When it was all chilled I popped half the mixture in the ice cream maker and in half an hour I had a soft green slush to decant into boxes in the freezer. I immediately did the second half and although it worked, it took a long time. I suspect this was because I didn't refreeze the bowl. The end result was a lovely lot of verveine sorbet. Cool, clean and palette cleansing.


Photo courtesy of www.studiolefort.com

Monday, 8 June 2015

The Machine Arrives.

I have bought an ice cream maker, not a very expensive one, it will make about half a litre of ice cream at a time and because the inner bowl needs about 8 hours in the freezer before it is ready to be used, I can only make one batch of deliciousness a day. A good thing too because I am finding it all irresistable.

The story of why I have bought the kitchen gadget that most people leave at the back of the cupboard is all down to our friend Gary Stephens who last year made the most delectable lavender sorbet. I was all ready to bully him into making me my own personal supply when I smelt the rather shabby tumbling roses that had just come into flower in our garden in france. The smell is so intense, a real fresh version of soap, perfume and sweets flavoured with rose water but somehow greener without any sickly connotations. I thought the only way to keep this for ever is to eat it frozen into a sorbet.

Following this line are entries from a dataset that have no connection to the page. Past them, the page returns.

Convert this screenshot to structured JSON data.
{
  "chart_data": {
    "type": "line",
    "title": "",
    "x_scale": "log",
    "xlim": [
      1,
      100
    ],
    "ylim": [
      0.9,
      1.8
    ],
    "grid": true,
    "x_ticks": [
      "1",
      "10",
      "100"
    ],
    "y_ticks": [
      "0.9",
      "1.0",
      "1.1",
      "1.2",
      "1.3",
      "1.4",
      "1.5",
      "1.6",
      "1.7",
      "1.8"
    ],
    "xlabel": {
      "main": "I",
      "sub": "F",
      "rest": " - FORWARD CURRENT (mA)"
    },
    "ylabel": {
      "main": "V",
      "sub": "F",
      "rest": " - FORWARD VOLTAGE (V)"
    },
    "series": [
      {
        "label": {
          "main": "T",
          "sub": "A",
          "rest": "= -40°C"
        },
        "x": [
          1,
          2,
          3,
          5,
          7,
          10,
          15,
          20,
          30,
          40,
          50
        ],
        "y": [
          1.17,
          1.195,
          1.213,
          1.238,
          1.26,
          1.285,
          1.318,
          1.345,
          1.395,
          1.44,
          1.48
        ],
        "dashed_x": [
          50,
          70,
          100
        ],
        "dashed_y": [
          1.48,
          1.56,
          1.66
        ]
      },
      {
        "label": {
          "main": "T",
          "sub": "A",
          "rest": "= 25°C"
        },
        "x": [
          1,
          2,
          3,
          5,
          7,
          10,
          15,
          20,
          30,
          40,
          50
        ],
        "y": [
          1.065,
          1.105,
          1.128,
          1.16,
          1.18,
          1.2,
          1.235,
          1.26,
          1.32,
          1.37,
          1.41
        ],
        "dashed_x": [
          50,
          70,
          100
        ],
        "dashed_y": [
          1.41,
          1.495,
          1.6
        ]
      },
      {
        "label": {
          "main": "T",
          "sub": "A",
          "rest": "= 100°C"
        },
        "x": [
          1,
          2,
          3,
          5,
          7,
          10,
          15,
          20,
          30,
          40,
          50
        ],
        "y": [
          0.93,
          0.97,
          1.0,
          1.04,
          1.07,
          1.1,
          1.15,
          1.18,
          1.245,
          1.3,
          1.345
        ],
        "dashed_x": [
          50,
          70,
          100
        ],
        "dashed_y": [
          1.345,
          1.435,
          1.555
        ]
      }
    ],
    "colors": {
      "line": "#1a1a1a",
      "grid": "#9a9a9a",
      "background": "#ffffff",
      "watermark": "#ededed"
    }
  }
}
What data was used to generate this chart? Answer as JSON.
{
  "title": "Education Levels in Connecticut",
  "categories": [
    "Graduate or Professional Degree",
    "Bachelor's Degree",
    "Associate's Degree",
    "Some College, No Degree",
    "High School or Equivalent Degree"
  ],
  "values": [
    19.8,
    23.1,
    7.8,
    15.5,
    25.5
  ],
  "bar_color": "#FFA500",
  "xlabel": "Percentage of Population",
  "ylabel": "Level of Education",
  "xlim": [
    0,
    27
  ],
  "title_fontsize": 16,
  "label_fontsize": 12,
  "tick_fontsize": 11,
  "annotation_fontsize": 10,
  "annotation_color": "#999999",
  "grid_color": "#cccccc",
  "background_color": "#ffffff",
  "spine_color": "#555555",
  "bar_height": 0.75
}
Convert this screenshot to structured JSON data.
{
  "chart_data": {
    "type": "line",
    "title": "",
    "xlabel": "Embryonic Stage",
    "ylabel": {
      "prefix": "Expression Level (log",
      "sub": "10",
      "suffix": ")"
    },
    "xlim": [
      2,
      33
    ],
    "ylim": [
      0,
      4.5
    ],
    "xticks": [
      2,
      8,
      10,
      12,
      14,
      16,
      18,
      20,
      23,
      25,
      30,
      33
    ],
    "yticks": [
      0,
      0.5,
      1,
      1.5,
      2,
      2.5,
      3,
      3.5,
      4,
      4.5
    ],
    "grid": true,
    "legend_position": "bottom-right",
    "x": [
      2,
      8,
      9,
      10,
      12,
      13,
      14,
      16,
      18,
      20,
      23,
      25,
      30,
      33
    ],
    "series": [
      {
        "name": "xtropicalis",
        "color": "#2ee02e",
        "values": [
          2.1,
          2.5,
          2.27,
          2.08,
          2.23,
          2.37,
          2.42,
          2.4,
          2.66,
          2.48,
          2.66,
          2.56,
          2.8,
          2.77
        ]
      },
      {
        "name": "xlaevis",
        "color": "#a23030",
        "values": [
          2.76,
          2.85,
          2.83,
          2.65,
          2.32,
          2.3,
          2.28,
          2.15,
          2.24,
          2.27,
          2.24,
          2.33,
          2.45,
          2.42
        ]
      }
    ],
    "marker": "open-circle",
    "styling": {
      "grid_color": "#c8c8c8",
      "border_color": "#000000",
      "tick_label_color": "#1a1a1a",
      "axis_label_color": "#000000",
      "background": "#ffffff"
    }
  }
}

I went indoors and ordered an AndrewJames Ice cream maker from Amazon.fr

So the very first sorbet I have ever made was not pale lavender but a violent magenta rose petal slush. after about an hour in the freezer it firmed up and we all enjoyed it and excitedly started picking more bowls of petals.

This is a 5 litre bowl I added some pink rose petals just for the colour because the beautiful scented ones are much paler. 

The next step after picking out the ear wigs and giving all the petals a good shake was to boil up some sugar syrup, about equal quantities of water and granulated sugar. I added some cardomum seeds and scraped a vanilla pod into the pan then roughly peeled in some lemon zest. 



When it was done I tipped the petals in and stirred them around until they had all wilted. They don't look very pretty at this stage but the smell is wonderful. I covered the pan and popped it in the fridge to steep over night and at the same time I made sure all the ice cream maker equipment was ready and chilling down.


The next morning I poured  my pan of pink scent through a strainer and carefully poured it into the ice cream maker. It took about 30 minutes to turn into a slushy vibrant pink mixture and another little while in the freezer to firm but it is so beautiful. In fact I am so proud of it I have decided to keep a blog about my summer of flowers and sorbets and love.


What a colour! The taste is actually quite adult I don't think children will like it so much but I think it is heavenly.